DailyGlimpse

Guide to Fine-Tuning Wav2Vec2 for English Speech Recognition

AI
April 26, 2026 · 5:51 PM
Guide to Fine-Tuning Wav2Vec2 for English Speech Recognition

Wav2Vec2, a pretrained model for Automatic Speech Recognition (ASR) released in September 2020 by Alexei Baevski, Michael Auli, and Alex Conneau, learns powerful speech representations from over 50,000 hours of unlabeled speech using a contrastive pretraining objective. Similar to BERT's masked language modeling, it creates contextualized speech representations by randomly masking feature vectors before passing them to a transformer network.

For the first time, pretraining followed by fine-tuning on very little labeled speech data yields competitive results to state-of-the-art ASR systems. With just 10 minutes of labeled data, Wav2Vec2 achieves a word error rate (WER) of less than 5% on the clean LibriSpeech test set.

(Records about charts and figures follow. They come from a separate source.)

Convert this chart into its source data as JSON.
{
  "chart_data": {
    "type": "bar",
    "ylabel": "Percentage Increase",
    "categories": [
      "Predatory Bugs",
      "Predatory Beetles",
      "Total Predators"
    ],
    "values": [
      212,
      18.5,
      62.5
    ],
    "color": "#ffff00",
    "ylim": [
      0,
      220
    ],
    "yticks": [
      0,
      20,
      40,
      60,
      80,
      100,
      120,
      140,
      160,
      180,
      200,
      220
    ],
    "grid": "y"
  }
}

This guide explains how to fine-tune Wav2Vec2 pretrained checkpoints on any English ASR dataset, using Connectionist Temporal Classification (CTC) without a language model. For demonstration, we fine-tune the "base" checkpoint on the small Timit dataset (5 hours of training data).

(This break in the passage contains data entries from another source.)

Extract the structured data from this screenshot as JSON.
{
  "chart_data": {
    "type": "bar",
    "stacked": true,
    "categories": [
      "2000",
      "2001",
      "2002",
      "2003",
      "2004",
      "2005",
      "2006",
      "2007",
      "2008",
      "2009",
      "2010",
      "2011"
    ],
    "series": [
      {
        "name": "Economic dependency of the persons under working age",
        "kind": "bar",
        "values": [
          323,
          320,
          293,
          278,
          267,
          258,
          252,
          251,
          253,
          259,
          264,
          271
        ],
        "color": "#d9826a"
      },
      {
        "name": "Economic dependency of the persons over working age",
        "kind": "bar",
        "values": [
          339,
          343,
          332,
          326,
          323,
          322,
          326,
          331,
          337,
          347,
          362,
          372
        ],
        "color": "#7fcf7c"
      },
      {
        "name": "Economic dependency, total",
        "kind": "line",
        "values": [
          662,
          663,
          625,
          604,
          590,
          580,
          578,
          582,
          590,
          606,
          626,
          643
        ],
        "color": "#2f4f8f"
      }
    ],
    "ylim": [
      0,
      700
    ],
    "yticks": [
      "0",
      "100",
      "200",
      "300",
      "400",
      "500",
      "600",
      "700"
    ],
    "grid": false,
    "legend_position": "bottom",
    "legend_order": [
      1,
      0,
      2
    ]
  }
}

CTC is an algorithm for training neural networks in sequence-to-sequence problems, especially ASR and handwriting recognition. I recommend reading the blog post "Sequence Modeling with CTC (2017)" by Awni Hannun.

First, install the required packages:

!pip install datasets>=1.18.3
!pip install transformers==4.11.3
!pip install librosa
!pip install jiwer

To avoid losing checkpoints, upload them directly to the Hugging Face Hub by logging in:

from huggingface_hub import notebook_login
notebook_login()

Also install Git-LFS:

!apt install git-lfs

Prepare Data, Tokenizer, and Feature Extractor

ASR models need a feature extractor for speech signal processing and a tokenizer for output decoding. In Hugging Face Transformers, Wav2Vec2 uses Wav2Vec2CTCTokenizer and Wav2Vec2FeatureExtractor.

Create Wav2Vec2CTCTokenizer

The pretrained checkpoint maps speech to context representations. A fine-tuned model adds a linear layer on top for classification. The output size corresponds to the vocabulary of the labeled dataset. Let's examine the Timit dataset:

from datasets import load_dataset, load_metric
timit = load_dataset("timit_asr")
print(timit)

Output:

DatasetDict({
    train: Dataset({ features: ['file', 'audio', 'text', 'phonetic_detail', 'word_detail', 'dialect_region', 'sentence_type', 'speaker_id', 'id'], num_rows: 4620 })
    test: Dataset({ features: ['file', 'audio', 'text', 'phonetic_detail', 'word_detail', 'dialect_region', 'sentence_type', 'speaker_id', 'id'], num_rows: 1680 })
})

We only need the text transcriptions, so remove unneeded columns:

timit = timit.remove_columns(["phonetic_detail", "word_detail", "dialect_region", "id", "sentence_type", "speaker_id"])

Display random samples to understand the transcriptions:

def show_random_elements(dataset, num_examples=10):
    picks = []
    for _ in range(num_examples):
        pick = random.randint(0, len(dataset)-1)
        while pick in picks:
            pick = random.randint(0, len(dataset)-1)
        picks.append(pick)
    df = pd.DataFrame(dataset[picks])
    display(HTML(df.to_html()))

show_random_elements(timit["train"].remove_columns(["file", "audio"]))

(Note: Timit is typically evaluated using phoneme error rate, but WER is more common in ASR. We use WER for generality.)